Bose mystery in contemporary India

                                                          
                                                                      Mission Netaji is a Delhi-based Indian non-profit trust that conducts research on Subhas Chandra Bose's disappearance. Some documents the organisation has dug out have information connected to Bose's disappearance.

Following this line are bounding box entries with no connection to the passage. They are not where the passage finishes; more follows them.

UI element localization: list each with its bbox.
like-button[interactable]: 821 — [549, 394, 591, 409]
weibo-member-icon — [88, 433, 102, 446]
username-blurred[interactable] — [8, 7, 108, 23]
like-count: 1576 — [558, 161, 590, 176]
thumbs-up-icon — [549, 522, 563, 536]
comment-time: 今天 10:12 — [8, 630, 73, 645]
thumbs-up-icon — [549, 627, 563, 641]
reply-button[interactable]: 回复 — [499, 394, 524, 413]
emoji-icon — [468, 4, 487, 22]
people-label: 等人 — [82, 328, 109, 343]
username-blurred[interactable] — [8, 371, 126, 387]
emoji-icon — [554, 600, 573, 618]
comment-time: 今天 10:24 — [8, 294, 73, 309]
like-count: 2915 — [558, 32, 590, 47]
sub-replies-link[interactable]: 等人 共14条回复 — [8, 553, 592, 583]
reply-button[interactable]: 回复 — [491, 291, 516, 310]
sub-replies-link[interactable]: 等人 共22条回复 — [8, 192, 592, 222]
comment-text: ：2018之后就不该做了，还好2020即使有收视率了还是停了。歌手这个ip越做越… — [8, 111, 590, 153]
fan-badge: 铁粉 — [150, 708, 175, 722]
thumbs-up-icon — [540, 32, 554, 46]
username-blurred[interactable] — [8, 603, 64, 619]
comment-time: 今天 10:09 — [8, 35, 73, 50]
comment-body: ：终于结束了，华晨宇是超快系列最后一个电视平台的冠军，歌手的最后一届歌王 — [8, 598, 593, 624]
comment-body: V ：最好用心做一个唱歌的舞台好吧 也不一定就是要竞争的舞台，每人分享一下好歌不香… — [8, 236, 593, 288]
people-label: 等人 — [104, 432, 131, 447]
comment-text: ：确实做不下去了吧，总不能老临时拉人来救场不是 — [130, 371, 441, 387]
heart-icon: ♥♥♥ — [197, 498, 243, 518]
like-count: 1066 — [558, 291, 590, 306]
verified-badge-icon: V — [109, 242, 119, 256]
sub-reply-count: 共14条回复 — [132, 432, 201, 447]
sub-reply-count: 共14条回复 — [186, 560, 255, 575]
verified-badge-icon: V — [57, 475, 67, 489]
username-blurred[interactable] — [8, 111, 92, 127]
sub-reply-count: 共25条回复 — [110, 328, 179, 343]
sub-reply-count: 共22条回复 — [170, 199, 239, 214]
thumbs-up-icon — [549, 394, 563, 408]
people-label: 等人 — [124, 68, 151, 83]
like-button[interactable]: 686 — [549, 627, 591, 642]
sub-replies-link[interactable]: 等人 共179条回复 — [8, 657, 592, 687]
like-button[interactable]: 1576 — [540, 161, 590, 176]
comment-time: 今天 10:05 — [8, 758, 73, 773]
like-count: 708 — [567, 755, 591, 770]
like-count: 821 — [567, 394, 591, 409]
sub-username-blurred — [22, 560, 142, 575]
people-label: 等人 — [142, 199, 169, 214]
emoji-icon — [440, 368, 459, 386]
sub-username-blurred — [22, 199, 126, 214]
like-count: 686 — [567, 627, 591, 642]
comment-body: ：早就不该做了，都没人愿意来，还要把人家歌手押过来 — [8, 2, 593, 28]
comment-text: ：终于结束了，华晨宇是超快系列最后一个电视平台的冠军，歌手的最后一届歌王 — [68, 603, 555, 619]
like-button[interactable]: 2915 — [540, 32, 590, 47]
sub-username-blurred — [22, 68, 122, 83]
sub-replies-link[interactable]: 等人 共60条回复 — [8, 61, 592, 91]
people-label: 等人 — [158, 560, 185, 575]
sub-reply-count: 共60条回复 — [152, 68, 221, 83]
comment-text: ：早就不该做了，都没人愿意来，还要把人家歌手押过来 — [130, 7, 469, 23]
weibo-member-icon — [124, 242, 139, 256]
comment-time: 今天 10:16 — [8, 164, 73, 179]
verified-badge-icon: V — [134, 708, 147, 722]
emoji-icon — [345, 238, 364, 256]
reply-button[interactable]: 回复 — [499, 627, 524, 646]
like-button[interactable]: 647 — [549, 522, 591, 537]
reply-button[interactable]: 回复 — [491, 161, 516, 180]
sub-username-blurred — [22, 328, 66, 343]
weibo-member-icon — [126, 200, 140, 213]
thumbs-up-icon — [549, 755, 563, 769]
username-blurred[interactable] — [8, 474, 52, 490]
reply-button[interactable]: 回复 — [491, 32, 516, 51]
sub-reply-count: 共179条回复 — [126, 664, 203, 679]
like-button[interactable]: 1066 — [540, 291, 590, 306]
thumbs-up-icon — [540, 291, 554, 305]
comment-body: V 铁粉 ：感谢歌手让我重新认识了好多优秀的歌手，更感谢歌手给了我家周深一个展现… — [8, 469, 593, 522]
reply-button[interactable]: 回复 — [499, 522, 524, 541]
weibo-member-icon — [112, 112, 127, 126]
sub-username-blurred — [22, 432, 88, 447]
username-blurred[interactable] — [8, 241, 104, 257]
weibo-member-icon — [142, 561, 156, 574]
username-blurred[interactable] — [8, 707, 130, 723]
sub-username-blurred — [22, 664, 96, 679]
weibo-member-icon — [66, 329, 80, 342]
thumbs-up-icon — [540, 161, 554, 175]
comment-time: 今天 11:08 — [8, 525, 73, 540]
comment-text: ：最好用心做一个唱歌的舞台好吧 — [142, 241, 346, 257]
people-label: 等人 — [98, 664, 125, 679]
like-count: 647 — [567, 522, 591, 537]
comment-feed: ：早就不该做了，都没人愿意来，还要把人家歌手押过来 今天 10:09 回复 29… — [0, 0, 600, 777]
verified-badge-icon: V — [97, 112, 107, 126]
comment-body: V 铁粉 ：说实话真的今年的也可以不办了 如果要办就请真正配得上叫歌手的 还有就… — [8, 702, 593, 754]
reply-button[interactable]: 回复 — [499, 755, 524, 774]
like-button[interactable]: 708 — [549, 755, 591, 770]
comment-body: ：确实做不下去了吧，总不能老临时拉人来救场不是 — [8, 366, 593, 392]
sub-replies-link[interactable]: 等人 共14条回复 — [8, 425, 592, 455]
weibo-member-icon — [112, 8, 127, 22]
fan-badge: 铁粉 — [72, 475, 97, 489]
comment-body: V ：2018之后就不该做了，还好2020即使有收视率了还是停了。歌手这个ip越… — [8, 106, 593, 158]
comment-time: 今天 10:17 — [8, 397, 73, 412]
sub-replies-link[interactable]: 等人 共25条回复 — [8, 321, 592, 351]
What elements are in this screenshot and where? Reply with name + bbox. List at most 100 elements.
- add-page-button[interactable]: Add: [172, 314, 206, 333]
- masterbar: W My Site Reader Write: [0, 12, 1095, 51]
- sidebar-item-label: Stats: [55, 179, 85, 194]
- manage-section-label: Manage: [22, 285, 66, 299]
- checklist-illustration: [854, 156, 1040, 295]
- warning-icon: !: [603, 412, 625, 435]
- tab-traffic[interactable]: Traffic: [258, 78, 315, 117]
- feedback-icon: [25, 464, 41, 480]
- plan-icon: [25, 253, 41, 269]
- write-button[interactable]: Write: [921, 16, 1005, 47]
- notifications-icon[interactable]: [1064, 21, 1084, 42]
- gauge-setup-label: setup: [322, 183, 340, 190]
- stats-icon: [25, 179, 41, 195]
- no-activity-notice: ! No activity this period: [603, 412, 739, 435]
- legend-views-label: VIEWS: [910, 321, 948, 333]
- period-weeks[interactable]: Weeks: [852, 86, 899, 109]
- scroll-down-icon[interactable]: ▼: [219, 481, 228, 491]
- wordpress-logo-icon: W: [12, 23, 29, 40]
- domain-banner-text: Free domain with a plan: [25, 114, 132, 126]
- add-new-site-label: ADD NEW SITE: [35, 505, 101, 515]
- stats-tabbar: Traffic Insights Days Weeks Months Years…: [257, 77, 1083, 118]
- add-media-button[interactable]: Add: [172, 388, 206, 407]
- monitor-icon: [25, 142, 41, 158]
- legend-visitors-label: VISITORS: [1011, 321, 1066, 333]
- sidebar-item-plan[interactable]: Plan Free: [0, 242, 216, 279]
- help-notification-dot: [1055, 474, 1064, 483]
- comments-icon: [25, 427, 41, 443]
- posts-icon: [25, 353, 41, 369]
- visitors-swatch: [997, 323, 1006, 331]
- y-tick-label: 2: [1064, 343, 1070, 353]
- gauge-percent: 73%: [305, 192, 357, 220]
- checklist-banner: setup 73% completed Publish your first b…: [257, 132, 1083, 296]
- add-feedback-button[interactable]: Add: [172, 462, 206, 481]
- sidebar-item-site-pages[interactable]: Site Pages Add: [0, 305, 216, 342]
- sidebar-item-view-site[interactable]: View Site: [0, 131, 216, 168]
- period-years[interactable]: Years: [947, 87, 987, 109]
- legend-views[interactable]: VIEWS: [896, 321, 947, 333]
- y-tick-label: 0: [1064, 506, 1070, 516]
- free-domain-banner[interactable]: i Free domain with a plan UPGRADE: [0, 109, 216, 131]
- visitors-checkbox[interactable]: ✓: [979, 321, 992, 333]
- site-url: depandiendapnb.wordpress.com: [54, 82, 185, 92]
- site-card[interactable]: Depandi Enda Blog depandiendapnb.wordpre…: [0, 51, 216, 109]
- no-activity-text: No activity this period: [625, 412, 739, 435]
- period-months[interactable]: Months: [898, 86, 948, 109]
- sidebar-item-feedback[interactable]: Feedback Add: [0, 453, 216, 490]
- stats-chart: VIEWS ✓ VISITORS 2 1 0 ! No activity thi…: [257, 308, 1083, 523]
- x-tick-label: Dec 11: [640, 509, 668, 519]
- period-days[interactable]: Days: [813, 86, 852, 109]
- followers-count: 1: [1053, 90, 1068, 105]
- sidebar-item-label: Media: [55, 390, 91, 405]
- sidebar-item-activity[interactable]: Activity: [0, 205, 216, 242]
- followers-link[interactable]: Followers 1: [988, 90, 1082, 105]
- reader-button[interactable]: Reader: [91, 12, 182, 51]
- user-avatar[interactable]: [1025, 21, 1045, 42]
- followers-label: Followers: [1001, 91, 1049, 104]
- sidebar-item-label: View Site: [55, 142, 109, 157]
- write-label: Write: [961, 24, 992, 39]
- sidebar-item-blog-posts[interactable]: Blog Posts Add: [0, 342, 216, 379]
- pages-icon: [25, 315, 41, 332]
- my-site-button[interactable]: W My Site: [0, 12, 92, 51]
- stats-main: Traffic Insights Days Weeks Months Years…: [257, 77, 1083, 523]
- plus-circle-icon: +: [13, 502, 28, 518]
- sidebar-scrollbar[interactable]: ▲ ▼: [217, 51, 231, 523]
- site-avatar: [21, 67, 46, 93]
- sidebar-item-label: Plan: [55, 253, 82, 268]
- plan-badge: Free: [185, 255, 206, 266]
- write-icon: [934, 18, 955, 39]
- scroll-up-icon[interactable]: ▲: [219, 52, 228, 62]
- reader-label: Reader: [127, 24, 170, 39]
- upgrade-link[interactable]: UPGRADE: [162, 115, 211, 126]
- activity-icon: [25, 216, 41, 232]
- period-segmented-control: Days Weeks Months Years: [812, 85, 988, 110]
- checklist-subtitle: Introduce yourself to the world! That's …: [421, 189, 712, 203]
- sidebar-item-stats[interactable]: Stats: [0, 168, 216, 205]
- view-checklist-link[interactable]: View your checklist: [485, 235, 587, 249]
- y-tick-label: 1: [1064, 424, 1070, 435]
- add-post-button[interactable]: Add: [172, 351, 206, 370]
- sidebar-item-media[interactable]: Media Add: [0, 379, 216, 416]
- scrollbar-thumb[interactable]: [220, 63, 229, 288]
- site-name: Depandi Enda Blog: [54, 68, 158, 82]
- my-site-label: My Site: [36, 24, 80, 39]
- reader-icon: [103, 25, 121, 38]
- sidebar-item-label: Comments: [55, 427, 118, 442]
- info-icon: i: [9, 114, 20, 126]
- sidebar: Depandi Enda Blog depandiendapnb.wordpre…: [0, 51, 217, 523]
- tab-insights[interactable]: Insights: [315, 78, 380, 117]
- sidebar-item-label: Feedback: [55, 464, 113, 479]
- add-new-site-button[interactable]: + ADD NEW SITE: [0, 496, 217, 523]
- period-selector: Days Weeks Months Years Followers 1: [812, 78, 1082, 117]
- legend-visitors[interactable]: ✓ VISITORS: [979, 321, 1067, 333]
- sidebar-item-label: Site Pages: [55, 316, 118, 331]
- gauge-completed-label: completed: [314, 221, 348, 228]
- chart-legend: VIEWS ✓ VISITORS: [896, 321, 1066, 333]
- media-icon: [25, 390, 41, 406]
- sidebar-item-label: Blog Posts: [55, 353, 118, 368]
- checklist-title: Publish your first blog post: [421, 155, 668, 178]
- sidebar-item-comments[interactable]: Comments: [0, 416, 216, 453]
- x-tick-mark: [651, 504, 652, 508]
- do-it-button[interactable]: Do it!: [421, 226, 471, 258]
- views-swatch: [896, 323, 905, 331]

This led to more documents that remain classified. Several Indian ministries, including the Indian India's Prime Minister office, have refused to make public the documents under the Right to Information Act campaign launched by Mission Netaji, on the ground that their disclosure will affect India's relations with foreign countries.

Desh Prem Divas

                                 
                                          The West bengal government decided in 2011 to observe Bose's birth anniversay (23 January) as Desh Prem Divas which means Day of Patriotism. Though the Forward Bloc requested the Indian government to declare Bose's birth anniversay as Desh Prem Divas at a national level, the government did not approve of it, citing that– "Many eminent personalities took part in the freedom struggle of India and the immense contribution made by them cannot be judged relatively. If at all a day is to be declared as Desh Prem Divas, it does not appear to be appropriate to be so declared on the birth anniversary of any particular personality. Even the birth anniversary of Mahatma Gandhi has not been declared as any special day relating to the freedom movement of India."